Despite the dangers posed by vengeful guards—or perhaps even encouraged by their ruthlessness—the resistance movement in the camp continued to thrive. Lengyel describes how, despite the risk, involvement in the movement was uplifting, as it made her feel that she was doing something useful to aid her fellow inmates and to thwart her captors: “That was enough to give me the strength. I was no longer prey to crises of depression. I even forced myself to eat enough to be able to fight on. To eat and not let oneself become enfeebled—that, too, was a way to resist” (117). Hence, she suggests that despite its risks, her resistance gave her a reason for being and a will to live that ultimately improved her chances of survival.
The Nazis, particularly the commandants in charge of selections, continue to be characterized as ruthless and sadistic, such as Dr. Mengele, who happily taunts a woman about her impending death in the gas chamber:
“Ever been on the ‘other side’?” he asked. “What is it like over there?”
The poor woman did not know what he meant. She shrugged.
“Don’t worry,” he continued. “You will know very soon!” (109).

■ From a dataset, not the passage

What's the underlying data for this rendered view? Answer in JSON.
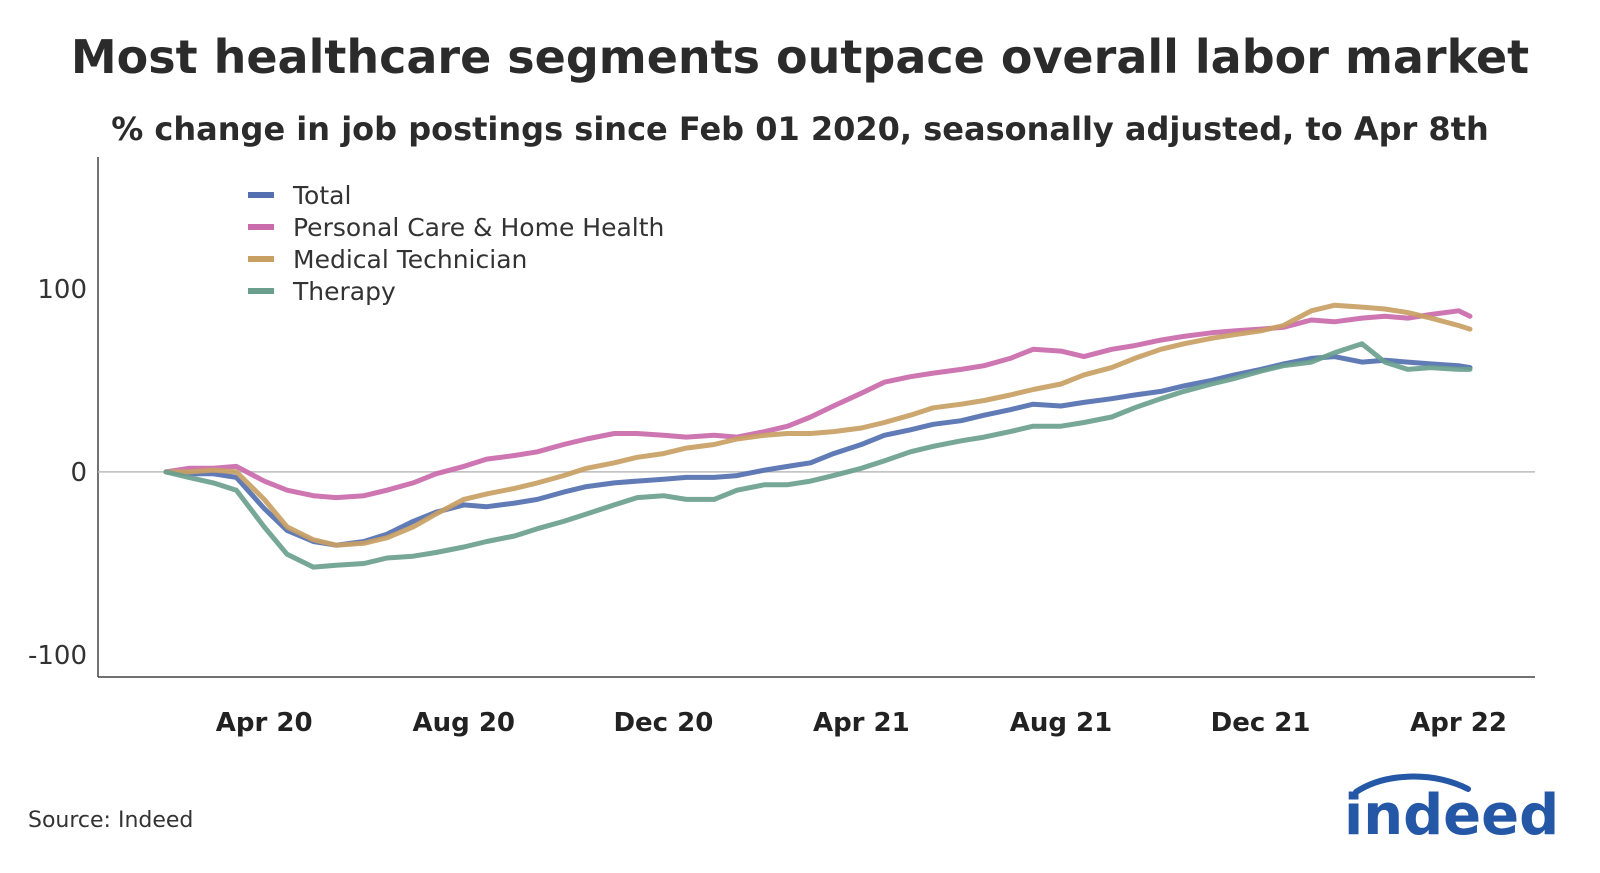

Lengyel similarly condemns Irma Griese for her beautiful wardrobe, provided by the murdered masses. It is intentionally jarring that she delights in sending women to the gas chamber, and then benefits from their stolen items: “[H]er closets were crammed with clothing from the finest houses of Paris, Vienna, Prague, Amsterdam, and Bucharest” (110). By discussing the different Nazi officials Lengyel encountered in the camp, she paints a nuanced picture of the different motivations officials had for participating in The Mass Genocide Committed by the Nazis. While Griese was driven by vanity and envy for those more beautiful than her, Lengyel suggests that Dr. Mengele was motivated by sadism and an obsession with exerting power over other human beings.